Un libro vivo, da leggere e da raccomandare, anche per chi è a digiuno di cose sindacali. La storia si chiude con il racconto di una vertenza importante, alla TNT di Piacenza, che tra il 2011 e il 2012, cambiò molte cose nei magazzini italiani, per l’effetto “imitativo” che produsse in tutta la filiera. Manca un capitolo virtuale, però, quello che l’autrice non ha fatto in tempo a scrivere: Mohamed Arafat è stato arrestato il 10 marzo di quest’anno, su richiesta della Procura di Piacenza che gli ha riconosciuto un ruolo di guida nelle lotte di questi anni. E il grande magazzino TNT-Fedex che ha fatto da incubatore alle lotte del settore, è stato chiuso poche settimane dopo l’assalto giudiziario, lasciando a casa 300 famiglie.

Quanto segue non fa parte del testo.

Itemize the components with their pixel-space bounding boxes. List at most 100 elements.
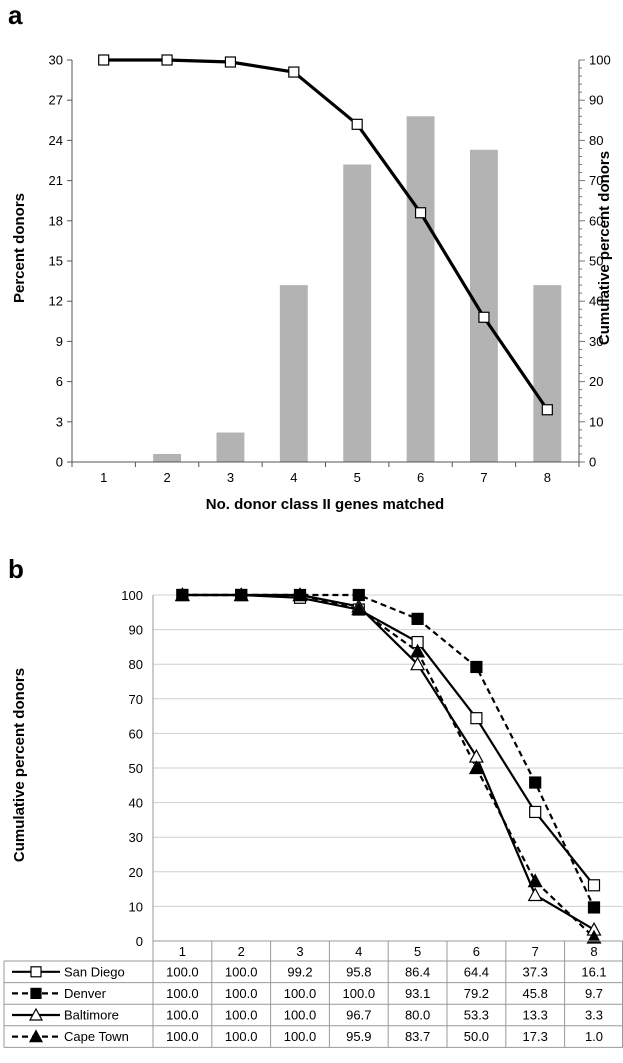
y-tick-label-0: 0: [136, 934, 143, 949]
y-tick-label-20: 20: [129, 865, 143, 880]
series-point-cape-town-8: [586, 929, 602, 944]
left-tick-label-24: 24: [49, 133, 63, 148]
panel-a-y2-axis-title: Cumulative percent donors: [596, 151, 613, 345]
legend-label-denver: Denver: [64, 986, 107, 1001]
panel-a-left-ticks: 0 3 6 9 12 15 18 21 24 27 30: [49, 53, 72, 470]
table-cell-san-diego-7: 37.3: [523, 964, 548, 979]
bar-7: [469, 149, 498, 462]
y-tick-label-50: 50: [129, 761, 143, 776]
y-tick-label-80: 80: [129, 657, 143, 672]
left-tick-label-6: 6: [56, 374, 63, 389]
y-tick-label-100: 100: [121, 588, 143, 603]
panel-b-label: b: [8, 554, 24, 584]
series-point-cape-town-2: [233, 587, 249, 602]
legend-marker-baltimore: [28, 1007, 44, 1021]
series-point-cape-town-3: [292, 587, 308, 602]
cumulative-point-3: [224, 56, 237, 68]
table-cell-cape-town-5: 83.7: [405, 1029, 430, 1044]
series-point-cape-town-1: [174, 587, 190, 602]
right-tick-label-90: 90: [589, 93, 603, 108]
bar-5: [343, 164, 372, 462]
x-tick-label-3: 3: [227, 470, 234, 485]
legend-label-san-diego: San Diego: [64, 964, 125, 979]
series-point-denver-7: [529, 776, 542, 789]
table-cell-cape-town-8: 1.0: [585, 1029, 603, 1044]
x-tick-label-2: 2: [163, 470, 170, 485]
table-cell-baltimore-2: 100.0: [225, 1008, 258, 1023]
table-cell-denver-4: 100.0: [343, 986, 376, 1001]
right-tick-label-100: 100: [589, 53, 611, 68]
cumulative-point-1: [98, 54, 110, 66]
table-cell-cape-town-4: 95.9: [346, 1029, 371, 1044]
series-line-cape-town: [182, 593, 595, 939]
cumulative-point-6: [414, 207, 427, 219]
table-cell-san-diego-2: 100.0: [225, 964, 258, 979]
series-point-denver-8: [587, 901, 601, 914]
right-tick-label-60: 60: [589, 213, 603, 228]
table-cell-denver-5: 93.1: [405, 986, 430, 1001]
right-tick-label-20: 20: [589, 374, 603, 389]
bar-3: [216, 432, 245, 462]
series-point-cape-town-6: [468, 760, 484, 775]
x-tick-label-4: 4: [290, 470, 297, 485]
right-tick-label-80: 80: [589, 133, 603, 148]
left-tick-label-9: 9: [56, 334, 63, 349]
table-cell-san-diego-3: 99.2: [287, 964, 312, 979]
table-cell-denver-6: 79.2: [464, 986, 489, 1001]
cumulative-point-4: [288, 66, 300, 78]
panel-b-series-lines: [174, 587, 602, 944]
table-cell-cape-town-2: 100.0: [225, 1029, 258, 1044]
y-tick-label-40: 40: [129, 796, 143, 811]
panel-a-bars: [153, 116, 562, 462]
legend-marker-denver: [30, 987, 42, 1000]
right-tick-label-40: 40: [589, 294, 603, 309]
bar-2: [153, 453, 182, 462]
table-header-8: 8: [590, 944, 597, 959]
table-cell-san-diego-4: 95.8: [346, 964, 371, 979]
panel-b-data-table: 1 2 3 4 5 6 7 8 San Diego 100.0 100.0 99.2 95.8 86.4 6…: [3, 940, 623, 1048]
table-header-6: 6: [473, 944, 480, 959]
right-tick-label-10: 10: [589, 414, 603, 429]
table-header-1: 1: [179, 944, 186, 959]
series-line-denver: [182, 593, 595, 908]
panel-b-y-ticks: 0 10 20 30 40 50 60 70 80 90 100: [121, 588, 143, 949]
cumulative-point-7: [478, 311, 490, 323]
table-cell-cape-town-1: 100.0: [166, 1029, 199, 1044]
panel-b-y-axis-title: Cumulative percent donors: [11, 668, 28, 862]
left-tick-label-30: 30: [49, 53, 63, 68]
panel-a-label: a: [8, 0, 23, 30]
left-tick-label-3: 3: [56, 414, 63, 429]
table-cell-baltimore-6: 53.3: [464, 1008, 489, 1023]
panel-a-x-axis-title: No. donor class II genes matched: [206, 496, 444, 513]
table-cell-denver-1: 100.0: [166, 986, 199, 1001]
table-header-4: 4: [355, 944, 362, 959]
left-tick-label-21: 21: [49, 173, 63, 188]
panel-a-right-ticks: 0 10 20 30 40 50 60 70 80 90 100: [579, 53, 611, 470]
series-point-san-diego-7: [529, 805, 542, 819]
table-header-7: 7: [532, 944, 539, 959]
table-cell-denver-3: 100.0: [284, 986, 317, 1001]
series-line-baltimore: [182, 593, 595, 931]
y-tick-label-70: 70: [129, 692, 143, 707]
left-tick-label-15: 15: [49, 254, 63, 269]
table-cell-san-diego-1: 100.0: [166, 964, 199, 979]
left-tick-label-12: 12: [49, 294, 63, 309]
y-tick-label-30: 30: [129, 830, 143, 845]
x-tick-label-5: 5: [354, 470, 361, 485]
table-cell-san-diego-5: 86.4: [405, 964, 430, 979]
legend-marker-san-diego: [30, 966, 42, 978]
table-cell-san-diego-6: 64.4: [464, 964, 489, 979]
x-tick-label-1: 1: [100, 470, 107, 485]
series-point-denver-5: [411, 612, 424, 625]
table-header-2: 2: [238, 944, 245, 959]
table-cell-cape-town-7: 17.3: [523, 1029, 548, 1044]
x-tick-label-7: 7: [480, 470, 487, 485]
panel-a-axes: [71, 60, 580, 463]
table-cell-baltimore-8: 3.3: [585, 1008, 603, 1023]
cumulative-point-2: [161, 54, 173, 66]
x-tick-label-8: 8: [544, 470, 551, 485]
right-tick-label-0: 0: [589, 455, 596, 470]
table-cell-san-diego-8: 16.1: [581, 964, 606, 979]
bar-4: [279, 285, 308, 462]
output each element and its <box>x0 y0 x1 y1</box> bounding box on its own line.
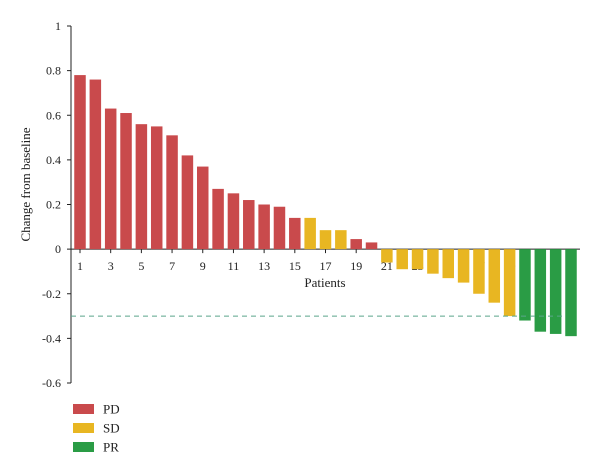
legend-swatch-pr <box>73 442 94 452</box>
bar-patient-16 <box>304 217 316 250</box>
bar-patient-9 <box>197 166 209 250</box>
bar-patient-17 <box>319 230 332 250</box>
bar-patient-30 <box>519 249 531 321</box>
x-tick-label: 21 <box>381 259 393 273</box>
bar-patient-14 <box>273 206 286 250</box>
bar-patient-32 <box>549 249 562 334</box>
y-tick-label: 0.2 <box>46 198 61 212</box>
y-tick-label: 0.8 <box>46 64 61 78</box>
y-tick-label: -0.4 <box>42 331 61 345</box>
bar-patient-27 <box>473 249 485 294</box>
y-tick-label: 0.6 <box>46 108 61 122</box>
legend-label-sd: SD <box>103 421 120 436</box>
y-tick-label: -0.6 <box>42 376 61 390</box>
y-axis: 1 0.8 0.6 0.4 0.2 0 -0.2 -0.4 -0.6 <box>42 19 72 390</box>
bar-patient-8 <box>181 155 194 250</box>
y-axis-title: Change from baseline <box>18 127 33 241</box>
x-axis-title: Patients <box>304 275 345 290</box>
x-tick-label: 5 <box>138 259 144 273</box>
bar-patient-13 <box>258 204 270 250</box>
bar-patient-5 <box>135 124 148 250</box>
bar-patient-12 <box>243 200 255 250</box>
bar-patient-21 <box>381 249 393 263</box>
legend-swatch-sd <box>73 423 94 433</box>
bar-patient-15 <box>289 217 301 250</box>
bar-patient-31 <box>534 249 547 332</box>
bar-patient-29 <box>503 249 516 317</box>
bar-patient-33 <box>565 249 577 337</box>
bar-patient-28 <box>488 249 501 303</box>
x-tick-label: 15 <box>289 259 301 273</box>
bar-patient-18 <box>335 230 347 250</box>
bar-patient-26 <box>457 249 470 283</box>
bar-patient-1 <box>74 75 86 250</box>
bar-patient-23 <box>411 249 424 270</box>
bar-patient-4 <box>120 113 132 250</box>
x-tick-label: 13 <box>258 259 270 273</box>
x-axis: 13579111315171921232527293133 <box>71 248 580 273</box>
x-tick-label: 7 <box>169 259 175 273</box>
bar-patient-2 <box>89 79 102 250</box>
x-tick-label: 1 <box>77 259 83 273</box>
legend: PD SD PR <box>73 402 120 455</box>
bar-patient-25 <box>442 249 454 279</box>
bar-patient-24 <box>427 249 439 274</box>
y-tick-label: 0 <box>55 242 61 256</box>
bar-patient-10 <box>212 188 224 250</box>
x-tick-label: 11 <box>228 259 240 273</box>
bar-patient-11 <box>227 193 240 250</box>
x-tick-label: 17 <box>320 259 332 273</box>
bar-patient-6 <box>150 126 163 250</box>
bar-patient-7 <box>166 135 178 250</box>
legend-swatch-pd <box>73 404 94 414</box>
bar-patient-3 <box>104 108 117 250</box>
x-tick-label: 19 <box>350 259 362 273</box>
legend-label-pr: PR <box>103 440 119 455</box>
bars <box>74 75 577 337</box>
x-tick-label: 3 <box>108 259 114 273</box>
y-tick-label: -0.2 <box>42 287 61 301</box>
bar-patient-22 <box>396 249 408 270</box>
legend-label-pd: PD <box>103 402 120 417</box>
y-tick-label: 1 <box>55 19 61 33</box>
bar-patient-20 <box>365 242 378 250</box>
y-tick-label: 0.4 <box>46 153 61 167</box>
x-tick-label: 9 <box>200 259 206 273</box>
bar-patient-19 <box>350 239 362 250</box>
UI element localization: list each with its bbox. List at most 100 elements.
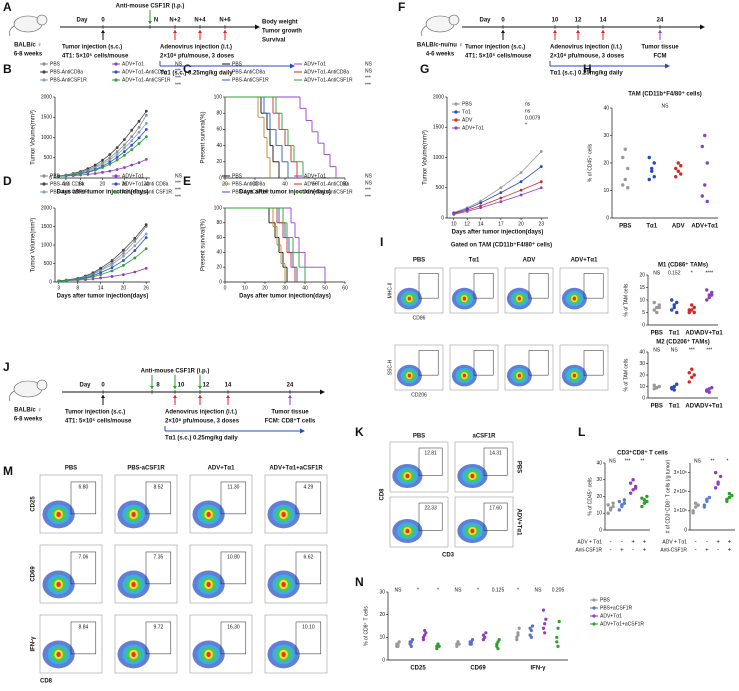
y-axis-label: Tumor Volume(mm³) xyxy=(423,130,429,185)
data-point xyxy=(672,305,676,310)
data-point xyxy=(690,375,694,379)
x-axis-label: Days after tumor injection(days) xyxy=(57,190,149,196)
significance-label: NS xyxy=(365,61,373,67)
series-line xyxy=(453,166,542,214)
data-point xyxy=(617,508,622,512)
y-tick-label: 0 xyxy=(382,657,385,663)
series-point xyxy=(123,143,126,147)
series-line xyxy=(453,151,542,213)
series-point xyxy=(71,173,75,177)
data-point xyxy=(606,503,610,507)
data-point xyxy=(687,308,691,312)
series-point xyxy=(91,275,95,279)
series-point xyxy=(144,266,148,270)
gate xyxy=(70,551,97,585)
significance-label: **** xyxy=(705,270,713,276)
data-point xyxy=(710,293,714,297)
data-point xyxy=(622,498,627,502)
y-tick-label: 0 xyxy=(441,215,444,221)
series-point xyxy=(137,130,141,134)
data-point xyxy=(713,470,718,475)
series-point xyxy=(144,157,148,161)
data-point xyxy=(727,495,732,500)
series-point xyxy=(130,139,134,143)
condition-sign: - xyxy=(695,540,697,546)
series-point xyxy=(144,236,148,240)
significance-label: NS xyxy=(175,173,183,179)
data-point xyxy=(396,644,400,649)
data-point xyxy=(650,169,654,173)
legend-label: PBS xyxy=(50,173,61,179)
arrow-head xyxy=(300,428,305,434)
mouse-head xyxy=(36,379,48,391)
legend-label: ADV+Tα1-AntiCSF1R xyxy=(122,77,171,83)
series-point xyxy=(108,153,112,156)
day-label: Day xyxy=(479,18,491,24)
significance-label: *** xyxy=(175,75,181,81)
y-tick-label: 500 xyxy=(436,185,445,191)
panel-letter: L xyxy=(578,425,585,439)
data-point xyxy=(543,622,547,626)
x-tick-label: ADV+Tα1 xyxy=(696,331,724,337)
day-number: 24 xyxy=(287,383,294,389)
flow-y-label: SSC-H xyxy=(387,359,393,375)
data-point xyxy=(702,505,707,509)
y-tick-label: 60 xyxy=(216,127,222,133)
legend-marker xyxy=(592,614,596,618)
gate-percent: 17.60 xyxy=(489,505,502,511)
data-point xyxy=(657,305,661,310)
data-point xyxy=(674,175,678,179)
legend-marker xyxy=(454,102,458,106)
row-label: PBS xyxy=(515,461,521,473)
legend-label: ADV+Tα1 xyxy=(462,125,484,131)
series-point xyxy=(110,259,114,262)
legend-marker xyxy=(114,190,118,194)
legend-marker xyxy=(454,126,458,130)
legend-marker xyxy=(42,182,46,186)
condition-sign: + xyxy=(643,540,647,546)
condition-sign: - xyxy=(706,540,708,546)
day-number: 0 xyxy=(101,18,105,24)
x-tick-label: CD25 xyxy=(410,666,426,672)
x-tick-label: ADV xyxy=(672,224,685,230)
series-point xyxy=(539,186,543,190)
legend-label: ADV+Tα1-Anti CSF1R xyxy=(122,189,172,195)
x-axis-label: Days after tumor injection(days) xyxy=(57,294,149,300)
series-point xyxy=(99,276,102,280)
flow-density xyxy=(206,511,211,518)
data-point xyxy=(626,186,630,190)
significance-label: *** xyxy=(365,194,371,200)
gate-percent: 9.72 xyxy=(154,624,164,630)
gate xyxy=(483,447,508,476)
series-point xyxy=(519,171,523,175)
series-point xyxy=(130,163,134,167)
gate xyxy=(528,273,549,299)
data-point xyxy=(611,501,615,505)
panel-letter: B xyxy=(3,62,12,76)
arrow-head xyxy=(198,386,202,389)
significance-label: * xyxy=(417,587,419,593)
series-point xyxy=(144,247,148,251)
endpoint-label: Survival xyxy=(262,38,286,44)
adenovirus-label: Adenovirus injection (i.t.) xyxy=(160,45,232,51)
data-point xyxy=(687,310,691,315)
panel-letter: I xyxy=(380,235,383,249)
arrow-head xyxy=(198,30,202,33)
day-number: N+4 xyxy=(194,18,206,24)
adenovirus-label: 2×10⁸ pfu/mouse, 3 doses xyxy=(165,419,240,425)
condition-sign: - xyxy=(610,540,612,546)
x-tick-label: PBS xyxy=(651,404,663,410)
column-header: PBS-aCSF1R xyxy=(127,466,165,472)
data-point xyxy=(675,300,679,305)
endpoint-label: FCM xyxy=(654,54,667,60)
tumor-label: Tumor injection (s.c.) xyxy=(62,45,122,51)
adenovirus-label: Adenovirus injection (i.t.) xyxy=(550,45,622,51)
significance-label: *** xyxy=(365,187,371,193)
row-label: ADV+Tα1 xyxy=(515,509,521,537)
arrow-head xyxy=(576,30,580,33)
column-header: PBS xyxy=(413,434,425,440)
flow-density xyxy=(517,373,522,378)
series-point xyxy=(99,273,102,276)
panel-letter: E xyxy=(183,174,191,188)
series-point xyxy=(133,249,137,252)
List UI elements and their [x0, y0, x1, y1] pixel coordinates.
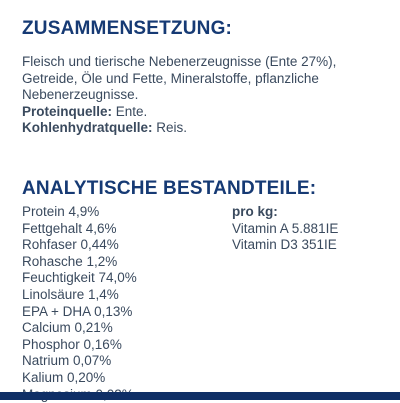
section-title: ZUSAMMENSETZUNG: [22, 18, 233, 39]
composition-text: Fleisch und tierische Nebenerzeugnisse (… [22, 54, 337, 102]
analysis-item: Rohfaser 0,44% [22, 237, 119, 253]
vitamin-item: Vitamin A 5.881IE [232, 220, 339, 236]
analysis-item: Kalium 0,20% [22, 369, 106, 385]
analysis-item: Protein 4,9% [22, 204, 100, 219]
section-title: ANALYTISCHE BESTANDTEILE: [22, 178, 317, 199]
analysis-list: Protein 4,9% Fettgehalt 4,6% Rohfaser 0,44… [22, 204, 137, 403]
analysis-item: Linolsäure 1,4% [22, 286, 119, 302]
carb-line: Kohlenhydratquelle: Reis. [22, 120, 372, 137]
analysis-item: Natrium 0,07% [22, 353, 112, 369]
analysis-item: EPA + DHA 0,13% [22, 303, 133, 319]
analysis-item: Feuchtigkeit 74,0% [22, 270, 137, 286]
analysis-item: Calcium 0,21% [22, 320, 113, 336]
label: Kohlenhydratquelle: [22, 120, 153, 135]
analysis-item: Rohasche 1,2% [22, 253, 118, 269]
footer-bar [0, 392, 400, 400]
value: Ente. [115, 103, 148, 119]
analysis-item: Fettgehalt 4,6% [22, 220, 117, 236]
protein-line: Proteinquelle: Ente. [22, 104, 372, 121]
analysis-item: Phosphor 0,16% [22, 336, 122, 352]
label: pro kg: [232, 204, 278, 219]
composition-block: Fleisch und tierische Nebenerzeugnisse (… [22, 54, 372, 137]
label: Proteinquelle: [22, 103, 113, 119]
vitamin-item: Vitamin D3 351IE [232, 237, 337, 253]
value: Reis. [156, 120, 188, 135]
vitamin-list: pro kg: Vitamin A 5.881IE Vitamin D3 351I… [232, 204, 338, 254]
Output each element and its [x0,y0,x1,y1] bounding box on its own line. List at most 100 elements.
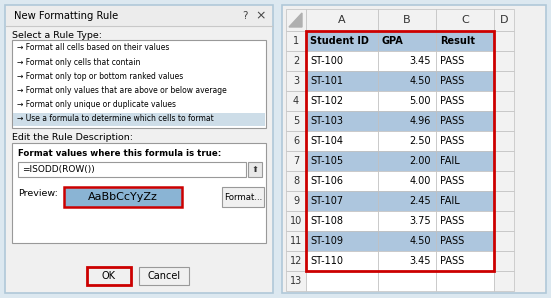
Bar [494,271,514,291]
Bar [286,131,306,151]
Text: PASS: PASS [440,256,464,266]
Bar [436,171,494,191]
Text: 7: 7 [293,156,299,166]
Text: PASS: PASS [440,136,464,146]
Bar [286,91,306,111]
Text: 5: 5 [293,116,299,126]
Text: Edit the Rule Description:: Edit the Rule Description: [12,133,133,142]
Text: ST-108: ST-108 [310,216,343,226]
Text: 13: 13 [290,276,302,286]
Text: ST-110: ST-110 [310,256,343,266]
Bar [378,211,436,231]
Bar [436,111,494,131]
Text: A: A [338,15,346,25]
Bar [494,51,514,71]
Text: Format...: Format... [224,193,262,201]
Bar [378,171,436,191]
Bar [494,231,514,251]
Bar [139,267,189,285]
Text: D: D [500,15,508,25]
Text: PASS: PASS [440,56,464,66]
Bar [378,91,436,111]
Text: ×: × [256,10,266,23]
Text: 4.50: 4.50 [409,76,431,86]
Bar [6,6,272,26]
Polygon shape [289,13,302,27]
Text: 2.50: 2.50 [409,136,431,146]
Text: ?: ? [242,11,248,21]
Bar [436,231,494,251]
Bar [286,251,306,271]
Bar [378,191,436,211]
Text: OK: OK [102,271,116,281]
Bar [494,91,514,111]
Text: → Use a formula to determine which cells to format: → Use a formula to determine which cells… [17,114,214,123]
Text: 9: 9 [293,196,299,206]
Text: ⬆: ⬆ [251,165,258,174]
Text: 2.45: 2.45 [409,196,431,206]
Bar [378,251,436,271]
Text: =ISODD(ROW()): =ISODD(ROW()) [22,165,95,174]
Bar [436,191,494,211]
Text: 3.75: 3.75 [409,216,431,226]
Bar [436,251,494,271]
Text: 10: 10 [290,216,302,226]
Text: Preview:: Preview: [18,190,58,198]
Text: PASS: PASS [440,216,464,226]
Bar [306,171,378,191]
Bar [494,31,514,51]
Bar [286,271,306,291]
Text: FAIL: FAIL [440,156,460,166]
Bar [286,151,306,171]
Text: ST-107: ST-107 [310,196,343,206]
Text: 1: 1 [293,36,299,46]
Text: 12: 12 [290,256,302,266]
Text: Student ID: Student ID [310,36,369,46]
Text: PASS: PASS [440,116,464,126]
Text: → Format only values that are above or below average: → Format only values that are above or b… [17,86,227,95]
Text: New Formatting Rule: New Formatting Rule [14,11,118,21]
Bar [306,31,494,271]
Bar [436,91,494,111]
Text: ST-100: ST-100 [310,56,343,66]
Text: ST-102: ST-102 [310,96,343,106]
Bar [306,231,378,251]
Bar [87,267,131,285]
Text: → Format all cells based on their values: → Format all cells based on their values [17,44,169,52]
Text: PASS: PASS [440,236,464,246]
Bar [286,111,306,131]
Text: Select a Rule Type:: Select a Rule Type: [12,30,102,40]
Bar [494,251,514,271]
Bar [12,40,266,128]
Text: ST-109: ST-109 [310,236,343,246]
Bar [306,151,378,171]
Bar [286,51,306,71]
Text: Result: Result [440,36,475,46]
Bar [494,131,514,151]
Text: 3.45: 3.45 [409,256,431,266]
Text: Format values where this formula is true:: Format values where this formula is true… [18,150,222,159]
Text: 3.45: 3.45 [409,56,431,66]
Bar [286,191,306,211]
Text: PASS: PASS [440,176,464,186]
Bar [286,9,306,31]
Text: 4.00: 4.00 [409,176,431,186]
Bar [494,171,514,191]
Bar [494,111,514,131]
Bar [436,71,494,91]
Bar [378,131,436,151]
Bar [13,113,265,126]
Text: ST-103: ST-103 [310,116,343,126]
Bar [12,143,266,243]
Bar [494,191,514,211]
Text: AaBbCcYyZz: AaBbCcYyZz [88,192,158,202]
Bar [436,271,494,291]
Bar [378,271,436,291]
Text: C: C [461,15,469,25]
Text: 5.00: 5.00 [409,96,431,106]
Bar [436,131,494,151]
Text: PASS: PASS [440,96,464,106]
Bar [494,71,514,91]
Bar [494,9,514,31]
Text: 4: 4 [293,96,299,106]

Questo per dire che nelle maledette storie italiane, non c’è mai l’happy end. O forse il vero lieto fine è la formazione di una nuova generazione di attivisti sindacali di cui il torbido mondo della logistica, pur con tutte le complicità giudiziarie e istituzionali, farà fatica disfarsi. Se i tempi editoriali lo avessero consentito, senza dubbio questo libro sarebbe stato dedicato ad Adil Belakhdim, ammazzato il 18 giugno davanti ai magazzini Lidl di Bandrate: un altro figlio di questa generazione indomita, che non si rassegna e non arretra, dentro l’eterna palude italiana.